Since 2010, the U.S. Attorneys' Offices in NYC have prosecuted 54 cases of public corruption


Federal prosecutors in Manhattan and Brooklyn have brought 54 cases of public corruption against officials or significant political operatives since 2010, according to information obtained by Progress Queens.

During this time, prosecutors in the U.S. Attorney's Office for New York's eastern district, which includes Queens and is headquartered in Brooklyn, brought 19 public corruption cases, and prosecutors in the U.S. Attorney's Office for New York's southern district, which is headquartered in Manhattan, brought 35 cases, according to a review of information performed by Progress Queens.

Since 2010, Federal prosecutors in New York City have brought 54 cases of public corruption. Source : Progress Queens

Since 2010, Federal prosecutors in New York City have brought 54 cases of public corruption. Source : Progress Queens

Some of the public corruption cases brought by Brooklyn Federal prosecutors have notably included those of Wendell Walters, who, following his conviction, was described as the highest-ranking official in the administration of then Mayor Michael Bloomberg (R-New York City) to have faced corruption charges, according to a report published by The New York Daily News, in his case for racketeering conspiracy and soliciting bribes and kickbacks, and James Burke, the former Suffolk County Police Chief – the highest ranking police official to be charged by any of the Federal prosecutors' offices during this time, in his case for a civil rights violation and conspiracy to obstruct justice.

The public corruption cases brought by Manhattan Federal prosecutors reached a peak with the back-to-back convictions in separate public corruption cases against each of former New York State Assembly Speaker Sheldon Silver (D-Lower East Side) and former New York State Senate Majority Leader Dean Skelos (R-Rockville Centre). The list of corruption cases are also notable for prominent political names that were absent. Despite questions having been raised for years about how politically-connected lawyers may be influencing the court systems in Queens, Brooklyn Federal prosecutors have not publicly acknowledged any investigation into the Queens Democratic County Committee. Despite numerous media reports that questioned whether Mayor Bill de Blasio (D-New York City) was providing official acts to his various political committees, Manhattan Federal prosecutors recently announced that they were closing their reported, wide-ranging investigation.

A hypothetical rebalancing of case loads would have tied New York's Federal prosecutors' offices

In one instance during the time period under review, Brooklyn Federal prosecutors brought a case against an official, Pedro Espada, who was a former elected official in the Bronx, which is in the jurisdiction of Manhattan Federal prosecutors.
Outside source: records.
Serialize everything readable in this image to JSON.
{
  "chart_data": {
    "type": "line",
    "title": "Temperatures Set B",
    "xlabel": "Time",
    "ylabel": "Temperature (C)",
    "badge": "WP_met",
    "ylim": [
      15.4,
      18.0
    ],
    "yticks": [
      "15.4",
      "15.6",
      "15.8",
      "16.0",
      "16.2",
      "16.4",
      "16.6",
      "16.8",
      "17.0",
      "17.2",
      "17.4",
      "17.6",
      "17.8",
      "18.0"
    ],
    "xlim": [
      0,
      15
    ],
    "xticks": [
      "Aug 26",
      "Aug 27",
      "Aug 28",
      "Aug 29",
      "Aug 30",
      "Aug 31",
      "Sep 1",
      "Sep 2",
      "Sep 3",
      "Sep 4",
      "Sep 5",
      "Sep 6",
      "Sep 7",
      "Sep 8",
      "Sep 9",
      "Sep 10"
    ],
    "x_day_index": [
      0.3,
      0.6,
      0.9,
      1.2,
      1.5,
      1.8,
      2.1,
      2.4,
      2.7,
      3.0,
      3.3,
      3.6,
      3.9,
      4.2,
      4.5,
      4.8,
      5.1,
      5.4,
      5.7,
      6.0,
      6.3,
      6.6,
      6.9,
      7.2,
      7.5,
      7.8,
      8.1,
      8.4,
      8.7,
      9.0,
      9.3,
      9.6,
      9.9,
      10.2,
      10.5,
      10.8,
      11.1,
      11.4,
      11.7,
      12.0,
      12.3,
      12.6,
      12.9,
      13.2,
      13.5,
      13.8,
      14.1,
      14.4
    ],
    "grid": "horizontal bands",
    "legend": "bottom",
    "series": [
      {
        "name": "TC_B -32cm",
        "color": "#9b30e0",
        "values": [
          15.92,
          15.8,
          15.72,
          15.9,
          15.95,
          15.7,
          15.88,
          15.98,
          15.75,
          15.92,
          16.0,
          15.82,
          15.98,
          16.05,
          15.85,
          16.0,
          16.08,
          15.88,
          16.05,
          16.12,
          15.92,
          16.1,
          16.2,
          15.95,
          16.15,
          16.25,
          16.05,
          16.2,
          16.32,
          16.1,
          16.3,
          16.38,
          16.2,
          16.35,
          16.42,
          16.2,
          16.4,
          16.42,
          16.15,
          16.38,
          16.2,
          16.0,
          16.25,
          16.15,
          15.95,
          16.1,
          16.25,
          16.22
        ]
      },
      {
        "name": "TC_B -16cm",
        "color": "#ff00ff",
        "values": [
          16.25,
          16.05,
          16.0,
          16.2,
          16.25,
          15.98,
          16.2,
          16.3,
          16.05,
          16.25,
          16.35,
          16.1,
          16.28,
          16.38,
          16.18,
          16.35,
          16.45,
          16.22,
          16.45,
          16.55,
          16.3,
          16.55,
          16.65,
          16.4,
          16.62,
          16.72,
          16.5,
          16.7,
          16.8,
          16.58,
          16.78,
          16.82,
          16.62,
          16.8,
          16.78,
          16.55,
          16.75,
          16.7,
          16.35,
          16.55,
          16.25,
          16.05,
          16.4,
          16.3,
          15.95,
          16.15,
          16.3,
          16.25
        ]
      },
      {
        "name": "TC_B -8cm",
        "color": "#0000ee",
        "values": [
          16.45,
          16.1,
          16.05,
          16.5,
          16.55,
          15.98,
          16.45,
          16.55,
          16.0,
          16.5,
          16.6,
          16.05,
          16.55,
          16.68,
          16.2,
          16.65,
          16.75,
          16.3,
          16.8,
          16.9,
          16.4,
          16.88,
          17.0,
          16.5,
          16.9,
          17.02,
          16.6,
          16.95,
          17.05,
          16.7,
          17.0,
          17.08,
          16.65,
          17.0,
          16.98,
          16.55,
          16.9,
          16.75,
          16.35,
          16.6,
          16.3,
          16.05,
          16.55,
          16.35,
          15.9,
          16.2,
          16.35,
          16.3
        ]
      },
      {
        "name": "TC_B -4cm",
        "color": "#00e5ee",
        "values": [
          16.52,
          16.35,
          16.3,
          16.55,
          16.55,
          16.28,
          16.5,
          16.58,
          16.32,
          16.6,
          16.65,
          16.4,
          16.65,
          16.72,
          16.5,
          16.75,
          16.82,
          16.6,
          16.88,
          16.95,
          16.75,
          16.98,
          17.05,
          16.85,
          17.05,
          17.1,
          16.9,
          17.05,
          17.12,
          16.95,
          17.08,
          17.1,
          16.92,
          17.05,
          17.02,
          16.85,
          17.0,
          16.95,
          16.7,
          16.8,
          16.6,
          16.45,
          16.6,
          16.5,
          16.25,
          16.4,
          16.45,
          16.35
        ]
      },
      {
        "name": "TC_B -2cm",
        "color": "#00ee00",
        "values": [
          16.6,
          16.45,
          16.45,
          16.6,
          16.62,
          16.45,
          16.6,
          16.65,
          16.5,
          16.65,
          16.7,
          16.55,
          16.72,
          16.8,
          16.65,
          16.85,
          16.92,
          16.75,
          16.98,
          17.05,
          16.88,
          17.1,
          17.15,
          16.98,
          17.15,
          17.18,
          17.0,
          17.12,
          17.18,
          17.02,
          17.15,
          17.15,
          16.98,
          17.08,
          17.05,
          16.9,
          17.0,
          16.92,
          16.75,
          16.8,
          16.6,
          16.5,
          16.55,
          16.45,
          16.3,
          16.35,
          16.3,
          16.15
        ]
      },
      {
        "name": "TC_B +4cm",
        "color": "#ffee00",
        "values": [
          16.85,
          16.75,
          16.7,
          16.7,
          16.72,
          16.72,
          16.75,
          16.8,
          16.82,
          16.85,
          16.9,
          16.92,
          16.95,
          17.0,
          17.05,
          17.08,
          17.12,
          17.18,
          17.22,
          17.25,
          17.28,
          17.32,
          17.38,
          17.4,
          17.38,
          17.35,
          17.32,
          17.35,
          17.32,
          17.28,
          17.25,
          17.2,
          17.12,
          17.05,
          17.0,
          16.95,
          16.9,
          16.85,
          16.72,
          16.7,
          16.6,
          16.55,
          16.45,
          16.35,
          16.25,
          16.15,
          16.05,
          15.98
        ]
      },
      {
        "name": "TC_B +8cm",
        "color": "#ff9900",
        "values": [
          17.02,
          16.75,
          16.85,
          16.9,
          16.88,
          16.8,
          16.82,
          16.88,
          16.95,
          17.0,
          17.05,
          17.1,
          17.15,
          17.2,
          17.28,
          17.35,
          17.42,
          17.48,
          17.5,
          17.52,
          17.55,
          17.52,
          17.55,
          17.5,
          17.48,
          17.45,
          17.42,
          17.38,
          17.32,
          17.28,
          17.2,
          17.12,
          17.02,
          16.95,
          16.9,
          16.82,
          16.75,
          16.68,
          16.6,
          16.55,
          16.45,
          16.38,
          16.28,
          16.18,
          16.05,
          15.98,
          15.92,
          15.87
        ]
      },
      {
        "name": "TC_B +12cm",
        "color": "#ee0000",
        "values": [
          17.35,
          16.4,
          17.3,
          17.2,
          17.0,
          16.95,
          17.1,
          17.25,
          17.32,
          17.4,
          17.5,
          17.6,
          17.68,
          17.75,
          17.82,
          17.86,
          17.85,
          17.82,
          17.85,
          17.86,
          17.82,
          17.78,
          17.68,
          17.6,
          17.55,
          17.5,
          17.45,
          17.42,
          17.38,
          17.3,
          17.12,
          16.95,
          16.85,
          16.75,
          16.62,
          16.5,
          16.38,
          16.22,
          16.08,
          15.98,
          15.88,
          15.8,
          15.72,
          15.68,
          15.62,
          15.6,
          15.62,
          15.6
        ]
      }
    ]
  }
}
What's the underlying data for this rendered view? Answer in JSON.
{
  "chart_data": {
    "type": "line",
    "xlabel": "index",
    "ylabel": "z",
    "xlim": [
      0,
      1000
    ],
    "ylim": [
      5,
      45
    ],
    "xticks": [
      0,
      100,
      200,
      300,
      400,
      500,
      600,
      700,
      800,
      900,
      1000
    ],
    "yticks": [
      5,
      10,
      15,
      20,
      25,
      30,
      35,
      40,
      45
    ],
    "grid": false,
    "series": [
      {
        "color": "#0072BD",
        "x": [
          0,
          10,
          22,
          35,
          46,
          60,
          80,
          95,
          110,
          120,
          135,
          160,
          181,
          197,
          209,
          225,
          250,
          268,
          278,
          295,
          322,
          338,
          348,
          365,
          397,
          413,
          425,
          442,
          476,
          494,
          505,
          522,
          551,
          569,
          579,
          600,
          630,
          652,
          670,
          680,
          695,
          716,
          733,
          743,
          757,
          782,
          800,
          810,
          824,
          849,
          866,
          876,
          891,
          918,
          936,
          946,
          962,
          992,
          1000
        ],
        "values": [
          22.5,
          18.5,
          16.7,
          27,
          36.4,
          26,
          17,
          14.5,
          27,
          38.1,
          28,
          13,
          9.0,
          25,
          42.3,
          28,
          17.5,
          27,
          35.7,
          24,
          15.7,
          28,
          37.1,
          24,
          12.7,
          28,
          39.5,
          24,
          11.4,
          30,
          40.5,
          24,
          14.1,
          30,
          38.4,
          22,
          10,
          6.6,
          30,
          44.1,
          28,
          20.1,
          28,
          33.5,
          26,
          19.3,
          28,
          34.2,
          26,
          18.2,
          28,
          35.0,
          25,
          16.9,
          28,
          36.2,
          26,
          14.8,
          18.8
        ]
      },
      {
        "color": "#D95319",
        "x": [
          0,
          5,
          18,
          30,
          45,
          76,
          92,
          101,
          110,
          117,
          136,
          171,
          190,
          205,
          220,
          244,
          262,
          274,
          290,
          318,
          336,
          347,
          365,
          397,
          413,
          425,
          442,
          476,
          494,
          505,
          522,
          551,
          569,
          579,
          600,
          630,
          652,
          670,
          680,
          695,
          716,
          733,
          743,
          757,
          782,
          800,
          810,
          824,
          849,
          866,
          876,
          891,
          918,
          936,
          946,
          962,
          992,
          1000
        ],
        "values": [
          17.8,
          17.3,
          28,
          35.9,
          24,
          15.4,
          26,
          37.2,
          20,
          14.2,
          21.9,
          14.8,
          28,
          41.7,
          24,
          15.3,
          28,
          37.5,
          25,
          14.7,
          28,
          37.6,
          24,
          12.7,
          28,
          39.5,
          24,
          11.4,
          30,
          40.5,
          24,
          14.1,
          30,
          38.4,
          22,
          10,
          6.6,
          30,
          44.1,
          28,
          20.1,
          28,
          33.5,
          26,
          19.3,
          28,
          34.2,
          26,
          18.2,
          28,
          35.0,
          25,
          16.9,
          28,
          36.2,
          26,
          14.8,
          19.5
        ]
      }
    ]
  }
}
In nine instances during the review period, Manhattan Federal prosecutors brought cases against officials, who lived in or represented constituents in the jurisdiction of Brooklyn Federal prosecutors. If Brooklyn and Manhattan Federal prosecutors had handed off prosecution between their offices of cases that could have originated in the others' jurisdiction, then each U.S. Attorney's Office would have brought 27 cases during this time period under this hypothetical rebalancing of cases, according to an analysis of information performed by Progress Queens.

As reported by Progress Queens, various factors may influence why one Federal prosecutors' office may prosecute a case outside its jurisdiction. Although Federal prosecutors can accept some cases when cases of significant Government officials pose a problem for a District Attorney's Office, it is not possible to confirm when problems posed by cases or reluctance, either real or perceived, by a District Attorney's Office to investigate a Government official leads to a Federal investigation to compensate for a Municipal prosecutor's inaction. Different prosecutors' offices are motivated by policing the violation of different sets of laws. Criminal corruption cases brought by the offices of Federal prosecutors, in large part, are predicated on the violation of Federal laws. According to information obtained by Progress Queens, there are instances when Federal prosecutors consider prosecuting cases that involve the violation of State laws ; in those cases, Federal prosecutors reportedly confer with Municipal prosecutors to determine the best venue to try those cases. Other factors may determine the venue of corruption cases, such as the evidence provided by victims or witnesses, evidence uncovered by prosecutors' offices during the course of existing investigations, or the referral to a specific prosecutor's office from a law enforcement or regulatory agency. The office of the New York State Attorney General has, at times, for example, asserted jurisdiction to conduct investigations or prosecutions, and this assertion could be made on other factors. The highest-ranking State prosecutor, State Attorney General Eric Schneiderman (D-New York), must run a political campaign to win elected office. Some of these factors contribute, in part, to some prosecutors' offices accepting cases that may originate outside their jurisdiction.

During the review period, the Brooklyn Federal prosecutors' office was headed by three U.S. Attorneys or Acting U.S. Attorneys : Loretta Lynch, Kelly Currie, Robert Capers, and Bridget Rohde. During the review period, the Manhattan Federal prosecutors' office was headed by former U.S. Attorney Preet Bharara and Acting U.S. Attorney Joon Kim.

These calculations do not include officers of the New York Police Department, particularly those, who have been arrested as part of a wide-ranging, Federal corruption investigation of the Government of the City of New York.